A Geometric Description of Injective Modules
I've found that when studying commutative algebra, thinking of things in terms of their algebro-geometric interpretation helps them stick as well as motivates otherwise odd and abstract concepts.
(For example, thinking of localization as referring to open sets, completions to infinitesimal neighborhoods, primary decomposition to irreducible components, etc.)
I'd like to do the same for concepts from homological algebra. I'm dimly aware that projective modules correspond geometrically to vector bundles (i.e. to the condition of being locally free) at least in nice cases, and flatness seems to have a deeply geometric interpretation as meaning something difficult to describe about "smoothly varying families". Is there a similarly geometric way to think about injective modules?
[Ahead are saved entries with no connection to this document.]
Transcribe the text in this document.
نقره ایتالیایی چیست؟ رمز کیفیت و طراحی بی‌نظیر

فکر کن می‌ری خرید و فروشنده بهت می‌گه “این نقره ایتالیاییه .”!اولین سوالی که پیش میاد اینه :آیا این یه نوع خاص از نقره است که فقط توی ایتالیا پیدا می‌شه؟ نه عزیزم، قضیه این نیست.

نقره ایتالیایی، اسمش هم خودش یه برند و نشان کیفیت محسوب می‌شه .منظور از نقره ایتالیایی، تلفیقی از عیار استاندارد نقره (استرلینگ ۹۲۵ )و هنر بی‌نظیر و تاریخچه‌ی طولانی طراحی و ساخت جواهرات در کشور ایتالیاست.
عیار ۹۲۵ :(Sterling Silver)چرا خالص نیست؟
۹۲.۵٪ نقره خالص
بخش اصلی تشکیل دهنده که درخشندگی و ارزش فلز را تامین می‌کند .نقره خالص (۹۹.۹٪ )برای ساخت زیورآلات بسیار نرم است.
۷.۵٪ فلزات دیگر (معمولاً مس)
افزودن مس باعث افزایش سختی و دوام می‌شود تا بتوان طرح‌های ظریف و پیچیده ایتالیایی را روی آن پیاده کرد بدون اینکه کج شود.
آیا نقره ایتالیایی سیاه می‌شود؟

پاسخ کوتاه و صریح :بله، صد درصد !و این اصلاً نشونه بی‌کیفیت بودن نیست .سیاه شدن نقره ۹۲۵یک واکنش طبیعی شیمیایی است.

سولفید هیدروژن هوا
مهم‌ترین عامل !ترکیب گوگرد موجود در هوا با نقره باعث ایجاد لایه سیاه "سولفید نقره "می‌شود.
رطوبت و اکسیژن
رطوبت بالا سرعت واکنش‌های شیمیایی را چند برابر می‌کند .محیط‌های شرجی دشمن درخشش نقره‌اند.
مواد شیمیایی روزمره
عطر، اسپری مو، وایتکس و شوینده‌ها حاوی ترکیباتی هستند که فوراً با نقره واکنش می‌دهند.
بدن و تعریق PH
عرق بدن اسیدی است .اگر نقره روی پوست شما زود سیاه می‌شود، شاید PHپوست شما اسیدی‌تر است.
If not, is there some intuition to why dualizing the concept of a projective module breaks the geometric correspondence?
If you're aware of other nice correspondences between geometric ideas and homological algebra constructions, I'd also love to hear them
The analogous of a module $M$ over a ring $A$ is a (quasi coherent) sheaf of modules over a scheme $X$. Indeed, in the case $X=\operatorname{Spec} A$ is an affine variety, the two notions coincide. When
First point: how one can think of a sheaf $F$ over $X$? Well, you can take the associated étalé space and think of it as a space $p: E \to X$, such that
$$F(U) \simeq \{e \in E: p(e) \in U\}$$
Note that sections are $R$-modules in this case. In other words, you can always think a sheaf as a sheaf of sections. A cool way to think about sections are a sort of "generalized functions" that can take more than one value. For example, take the function $x \mapsto x^2$ over $\mathbb{C}$: the local sections in a neighborhood of 1 are exactly the two functions $\sqrt{x}, -\sqrt{x}$.
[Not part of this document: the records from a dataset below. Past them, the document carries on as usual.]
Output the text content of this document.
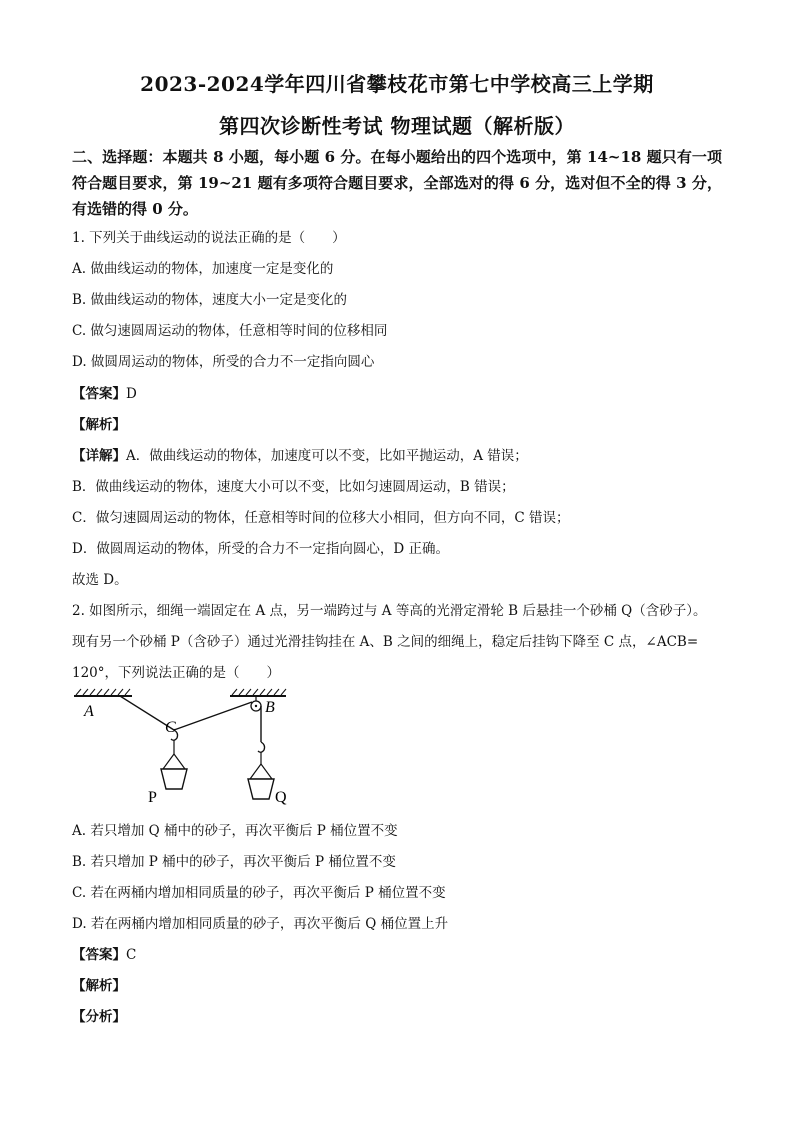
2023-2024学年四川省攀枝花市第七中学校高三上学期
第四次诊断性考试 物理试题（解析版）
二、选择题：本题共 8 小题，每小题 6 分。在每小题给出的四个选项中，第 14~18 题只有一项符合题目要求，第 19~21 题有多项符合题目要求，全部选对的得 6 分，选对但不全的得 3 分，有选错的得 0 分。
1. 下列关于曲线运动的说法正确的是（　　）
A. 做曲线运动的物体，加速度一定是变化的
B. 做曲线运动的物体，速度大小一定是变化的
C. 做匀速圆周运动的物体，任意相等时间的位移相同
D. 做圆周运动的物体，所受的合力不一定指向圆心
【答案】D
【解析】
【详解】A．做曲线运动的物体，加速度可以不变，比如平抛运动，A 错误；
B．做曲线运动的物体，速度大小可以不变，比如匀速圆周运动，B 错误；
C．做匀速圆周运动的物体，任意相等时间的位移大小相同，但方向不同，C 错误；
D．做圆周运动的物体，所受的合力不一定指向圆心，D 正确。
故选 D。
2. 如图所示，细绳一端固定在 A 点，另一端跨过与 A 等高的光滑定滑轮 B 后悬挂一个砂桶 Q（含砂子）。
现有另一个砂桶 P（含砂子）通过光滑挂钩挂在 A、B 之间的细绳上，稳定后挂钩下降至 C 点，∠ACB=
120°，下列说法正确的是（　　）
A
C
B
P	Q
A. 若只增加 Q 桶中的砂子，再次平衡后 P 桶位置不变
B. 若只增加 P 桶中的砂子，再次平衡后 P 桶位置不变
C. 若在两桶内增加相同质量的砂子，再次平衡后 P 桶位置不变
D. 若在两桶内增加相同质量的砂子，再次平衡后 Q 桶位置上升
【答案】C
【解析】
【分析】
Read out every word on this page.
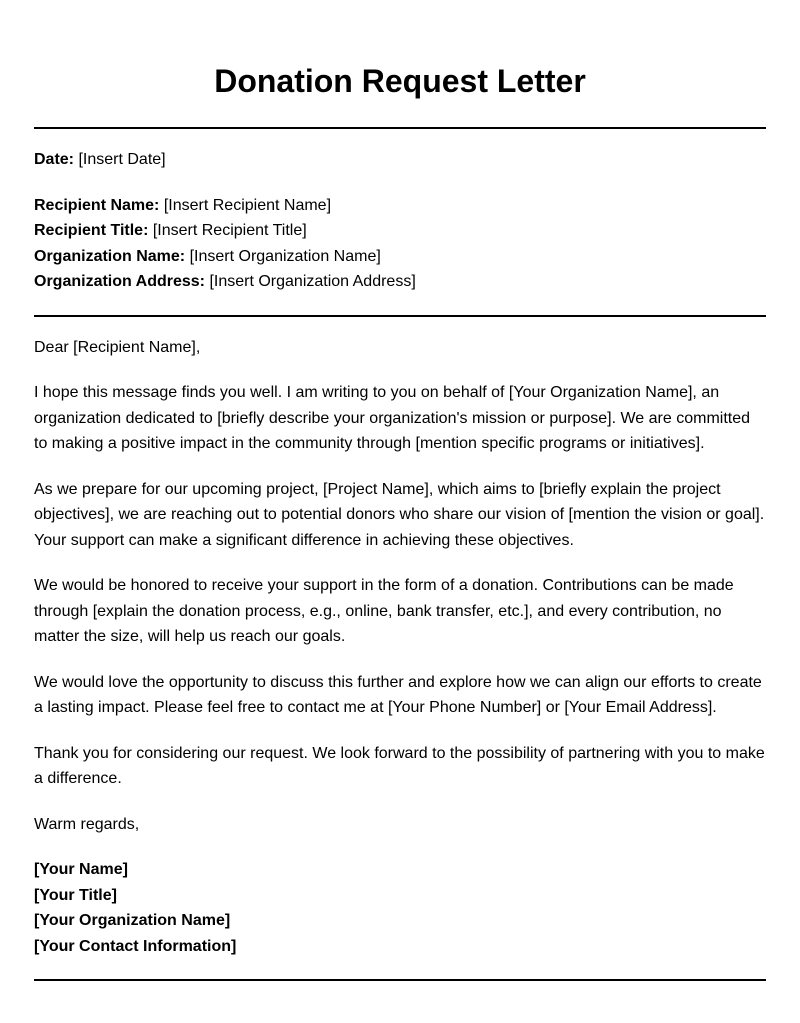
Donation Request Letter

Date: [Insert Date]

Recipient Name: [Insert Recipient Name]

Recipient Title: [Insert Recipient Title]

Organization Name: [Insert Organization Name]

Organization Address: [Insert Organization Address]

Dear [Recipient Name],

I hope this message finds you well. I am writing to you on behalf of [Your Organization Name], an organization dedicated to [briefly describe your organization's mission or purpose]. We are committed to making a positive impact in the community through [mention specific programs or initiatives].

As we prepare for our upcoming project, [Project Name], which aims to [briefly explain the project objectives], we are reaching out to potential donors who share our vision of [mention the vision or goal]. Your support can make a significant difference in achieving these objectives.

We would be honored to receive your support in the form of a donation. Contributions can be made through [explain the donation process, e.g., online, bank transfer, etc.], and every contribution, no matter the size, will help us reach our goals.

We would love the opportunity to discuss this further and explore how we can align our efforts to create a lasting impact. Please feel free to contact me at [Your Phone Number] or [Your Email Address].

Thank you for considering our request. We look forward to the possibility of partnering with you to make a difference.

Warm regards,

[Your Name]

[Your Title]

[Your Organization Name]

[Your Contact Information]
Another set of geometric examples of sheaf - despite less general and less common in algebraic geometry - is the sheaf of solutions to a given constraint (as a differential equation) : locally it can have a lot of solutions, but it is not necessarily true that they glue together to a global solution. This point of view is useful because is more common to have an action of a ring $R$ on the space of solutions. For example, if they have some symmetry under the action of a group and stable for multiplication by a real constant, the ring $\mathbb{R}[G]$ is acting on the space of solutions; however in this situation it is much more natural to have a ""continous"" group of symmetries (like rotations) , and one considers the space of solutions as a module over the associated lie algebra.
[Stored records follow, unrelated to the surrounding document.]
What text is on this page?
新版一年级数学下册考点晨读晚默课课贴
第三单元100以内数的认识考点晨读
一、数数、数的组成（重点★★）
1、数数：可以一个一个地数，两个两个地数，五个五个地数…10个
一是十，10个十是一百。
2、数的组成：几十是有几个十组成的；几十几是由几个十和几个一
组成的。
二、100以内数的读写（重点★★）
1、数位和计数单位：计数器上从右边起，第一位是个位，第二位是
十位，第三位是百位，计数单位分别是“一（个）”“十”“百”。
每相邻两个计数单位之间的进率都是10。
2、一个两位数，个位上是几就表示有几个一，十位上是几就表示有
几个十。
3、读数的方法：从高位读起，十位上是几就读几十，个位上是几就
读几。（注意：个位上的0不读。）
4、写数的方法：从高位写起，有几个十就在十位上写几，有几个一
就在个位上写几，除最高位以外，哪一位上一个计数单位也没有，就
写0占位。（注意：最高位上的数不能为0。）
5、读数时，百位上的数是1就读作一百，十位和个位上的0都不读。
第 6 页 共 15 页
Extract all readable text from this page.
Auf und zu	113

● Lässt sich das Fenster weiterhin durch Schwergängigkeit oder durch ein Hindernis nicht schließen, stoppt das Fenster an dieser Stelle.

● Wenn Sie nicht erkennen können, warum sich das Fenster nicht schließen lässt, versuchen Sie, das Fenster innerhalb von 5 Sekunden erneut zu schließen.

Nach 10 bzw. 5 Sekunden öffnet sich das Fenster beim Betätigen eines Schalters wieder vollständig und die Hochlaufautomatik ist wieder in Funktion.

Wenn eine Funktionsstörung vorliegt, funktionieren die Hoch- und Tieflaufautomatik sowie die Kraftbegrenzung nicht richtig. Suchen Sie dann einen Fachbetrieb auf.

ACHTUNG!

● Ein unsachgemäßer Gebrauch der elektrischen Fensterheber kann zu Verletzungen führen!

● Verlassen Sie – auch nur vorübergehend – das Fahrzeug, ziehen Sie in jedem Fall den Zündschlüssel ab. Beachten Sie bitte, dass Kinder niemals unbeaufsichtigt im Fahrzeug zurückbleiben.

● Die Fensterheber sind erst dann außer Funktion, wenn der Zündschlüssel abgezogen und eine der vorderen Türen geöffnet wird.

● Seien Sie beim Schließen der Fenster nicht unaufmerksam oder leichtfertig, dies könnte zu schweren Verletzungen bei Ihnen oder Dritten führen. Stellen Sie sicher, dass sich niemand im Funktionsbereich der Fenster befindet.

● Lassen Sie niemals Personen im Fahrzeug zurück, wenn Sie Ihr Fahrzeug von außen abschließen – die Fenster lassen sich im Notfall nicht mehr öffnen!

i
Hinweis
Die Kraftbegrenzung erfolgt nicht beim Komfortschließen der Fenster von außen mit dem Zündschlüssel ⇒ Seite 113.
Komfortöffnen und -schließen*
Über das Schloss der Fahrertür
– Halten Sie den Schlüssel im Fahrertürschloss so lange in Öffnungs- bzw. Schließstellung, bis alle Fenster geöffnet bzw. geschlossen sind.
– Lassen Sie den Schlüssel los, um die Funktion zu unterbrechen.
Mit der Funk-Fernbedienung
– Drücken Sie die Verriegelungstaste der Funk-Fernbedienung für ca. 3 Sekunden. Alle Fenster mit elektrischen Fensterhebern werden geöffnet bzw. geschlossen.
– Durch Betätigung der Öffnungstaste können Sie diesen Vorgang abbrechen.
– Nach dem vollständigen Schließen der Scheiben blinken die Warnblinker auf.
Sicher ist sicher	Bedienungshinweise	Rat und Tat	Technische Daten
Note that the example of "generalized functions" above is a special case of the "solutions to a constraint" case: sections of the function $x^2 \mapsto x$ are exactly the complex functions that satisfy $f(x)^2 = x$.
Second point: what does it mean to be an injective sheaf? The most "neat" consequence is that its cohomology groups are all zero (except the zero-th one which coincide with the module).
Intuitively, I think as "having zero cohomology" like being without holes of any dimension. A concrete reincarnation of this intuition is the fact that an injective sheaf is "flasque", or " flabby": this means that any local section extends to a global section (read: any local solution extends tk a global solution!).
Now we see a completely different approach, which is equivalent to be injective but not pictorial as the previous.
Recall the criterion for which is enough to check that every morphism $I \to M$ extends to a morphism $R \to M$, where $I$ is an ideal of $\mathbb{R}$. Suppose the ring is noetherian, so that the ideal $I$ is generated by a finite number of elements $f_1, \ldots, f_n$. This means we have an exact sequence
$$ 0 \to K \to R^n \to I \to 0 $$
And that a map from $I$ to $M$ is the same as choosing n elements $m_1, \ldots, m_n\in M $ satisfying the relations prescribed by $K$. Finding an extension to $R$ means to find an element $m \in M$ such that $f_j m = m_j$. Let us look at an easy example: if you take an ideal generated by one element $(f) $, for any $m_1 \in M$ you can find an element $m$ such that $fm = m_1$. In other words, you have "" $ m =m_1/f$, that is the module is divisible. For PID like $\mathbb{Z}$ this is equivalent to be injective. In general, you can always find a "common divisor" given that the elements satisfy the obvious relations they should satisfy. If for example $R= \mathbb{C}[x, y]$ and you want an element $m$ such that $xm = m_1, ym= m_2$, it's necessary that $m_1, m_2$ satisfy $ym_1 = xym = xm_2$.
In terms of sheaves, this is not much more significant. Given an ideal $I=(f_1, \ldots, f_r) $, it means that if some global sections $m_1, \ldots, m_r$ satisfies the relations analogous to the relations satisfied by $f_1, \ldots, f_r$, you can always find a global section $m$ such that $f_j m = m_j$.